Human rights advocate killed in Ethiopian Airlines crash

     

 

Democracy and human rights advocates are mourning the loss of Josefin Ekermann from the East Africa Regional Office of Civil Rights Defenders, the Stockholm-based  international human rights group.

Three Austrian physicians. The co-founder of an international aid organization. A career ambassador. The wife and children of a Slovak legislator. A Nigerian-born Canadian college professor, author and satirist. They were all among the 157 people from 35 countries who died Sunday morning when an Ethiopian Airlines Boeing 737 MAX 8 jetliner crashed shortly after takeoff from Addis Ababa en route to Nairobi, Kenya. Here are some of their stories, The Associated Press adds:

The Stockholm-based Civil Rights Defenders,* an international human rights group, said employee Josefin Ekermann, 30, was on board the plane. Ekermann, who worked to support human rights defenders, was on her way to meet Kenyan partner organizations. The group’s executive director, Anders L. Pettersson, says “Josefin was a highly appreciated and respected colleague.”
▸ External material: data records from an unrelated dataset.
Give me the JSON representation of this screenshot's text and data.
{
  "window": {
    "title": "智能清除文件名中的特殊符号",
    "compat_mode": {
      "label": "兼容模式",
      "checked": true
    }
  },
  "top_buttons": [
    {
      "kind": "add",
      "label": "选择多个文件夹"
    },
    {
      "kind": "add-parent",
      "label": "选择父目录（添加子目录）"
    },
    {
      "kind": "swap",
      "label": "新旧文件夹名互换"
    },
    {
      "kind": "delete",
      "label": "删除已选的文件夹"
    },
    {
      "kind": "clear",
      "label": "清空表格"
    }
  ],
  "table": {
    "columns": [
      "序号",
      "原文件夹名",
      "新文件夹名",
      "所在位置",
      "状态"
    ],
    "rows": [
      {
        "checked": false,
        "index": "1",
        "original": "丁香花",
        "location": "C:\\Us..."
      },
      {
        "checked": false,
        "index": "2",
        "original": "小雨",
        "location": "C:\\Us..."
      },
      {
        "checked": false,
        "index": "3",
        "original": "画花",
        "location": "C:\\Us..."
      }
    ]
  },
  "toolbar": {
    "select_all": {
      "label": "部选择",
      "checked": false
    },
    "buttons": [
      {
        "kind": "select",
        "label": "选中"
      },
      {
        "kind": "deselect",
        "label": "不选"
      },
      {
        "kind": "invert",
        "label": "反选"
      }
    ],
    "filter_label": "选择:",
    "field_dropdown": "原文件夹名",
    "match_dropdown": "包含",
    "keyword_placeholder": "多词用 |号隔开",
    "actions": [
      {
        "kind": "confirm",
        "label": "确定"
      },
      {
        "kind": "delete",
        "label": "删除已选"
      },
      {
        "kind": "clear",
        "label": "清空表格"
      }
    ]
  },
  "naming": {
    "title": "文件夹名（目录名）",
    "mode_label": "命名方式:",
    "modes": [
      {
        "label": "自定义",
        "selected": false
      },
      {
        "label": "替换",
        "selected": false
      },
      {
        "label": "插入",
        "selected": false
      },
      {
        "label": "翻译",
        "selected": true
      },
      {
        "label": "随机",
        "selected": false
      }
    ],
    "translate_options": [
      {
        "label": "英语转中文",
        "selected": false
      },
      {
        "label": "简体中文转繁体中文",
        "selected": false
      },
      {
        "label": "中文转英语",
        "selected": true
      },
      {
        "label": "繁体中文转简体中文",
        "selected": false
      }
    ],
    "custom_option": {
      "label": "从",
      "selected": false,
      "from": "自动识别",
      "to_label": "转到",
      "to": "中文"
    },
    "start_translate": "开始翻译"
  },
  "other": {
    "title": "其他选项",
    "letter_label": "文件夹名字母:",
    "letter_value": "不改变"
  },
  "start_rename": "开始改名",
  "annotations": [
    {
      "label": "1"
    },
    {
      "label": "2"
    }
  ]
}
“Josefin will be deeply missed by all of us, and our thoughts are with her family and friends during this difficult time,” he added.

Josefin was known as the architect of the Defenders’ Database, an online global reference for human rights defenders.
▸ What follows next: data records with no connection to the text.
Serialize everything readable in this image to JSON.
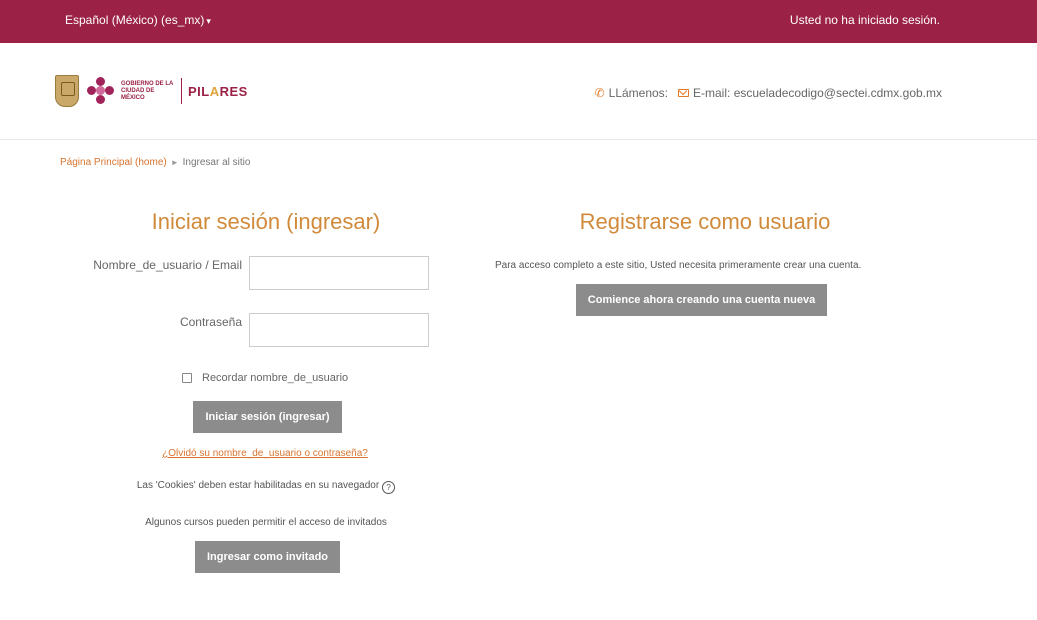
{
  "topbar": {
    "language": "Español (México) (es_mx)",
    "caret": "▾",
    "login_status": "Usted no ha iniciado sesión."
  },
  "header": {
    "logo_gob_text_1": "GOBIERNO DE LA",
    "logo_gob_text_2": "CIUDAD DE MÉXICO",
    "logo_pilares_1": "PIL",
    "logo_pilares_2": "A",
    "logo_pilares_3": "RES",
    "phone_label": "LLámenos:",
    "email_label": "E-mail:",
    "email_value": "escueladecodigo@sectei.cdmx.gob.mx"
  },
  "breadcrumb": {
    "home": "Página Principal (home)",
    "separator": "►",
    "current": "Ingresar al sitio"
  },
  "login": {
    "title": "Iniciar sesión (ingresar)",
    "username_label": "Nombre_de_usuario / Email",
    "username_value": "",
    "password_label": "Contraseña",
    "password_value": "",
    "remember_label": "Recordar nombre_de_usuario",
    "submit_label": "Iniciar sesión (ingresar)",
    "forgot_link": "¿Olvidó su nombre_de_usuario o contraseña?",
    "cookies_text": "Las 'Cookies' deben estar habilitadas en su navegador",
    "help_glyph": "?",
    "guests_text": "Algunos cursos pueden permitir el acceso de invitados",
    "guest_button": "Ingresar como invitado"
  },
  "register": {
    "title": "Registrarse como usuario",
    "text": "Para acceso completo a este sitio, Usted necesita primeramente crear una cuenta.",
    "button": "Comience ahora creando una cuenta nueva"
  },
  "colors": {
    "brand": "#9b2246",
    "accent": "#d08a3a",
    "link": "#d8742e",
    "button": "#8c8c8c"
  }
}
She recently wrote Empowering Cuban Human Rights Defenders through trauma relief, an article for Medium on an innovative strategy to provide psychosocial rehabilitation and empower Human Rights Defenders (HRDs), a joint initiative of  Civil Rights Defenders’ Latin American Department and the Trauma Relief Program at the Art of Living Foundation in Bogotá, Colombia.

Civil Rights Defenders recently reported on Cuba’s intensifying crackdown on human rights defenders,  drawing on testimony from four of Cuba’s most renowned democracy activists; Tania Bruguera, Manuel Cuesta Morúa, Rosa Maria Payá, and Antonio Rodiles.

Josefin also featured in Swedish film-maker Mikael Wiström’s documentary Storm in the Andes, which juxtaposes the drastically different yet interconnected stories of two women driven to make sense of the Peruvian Civil War of 1980-2000 and its effects on their families, Claire Green reported.

*A partner of the National Endowment for Democracy and the World Movement for Democracy.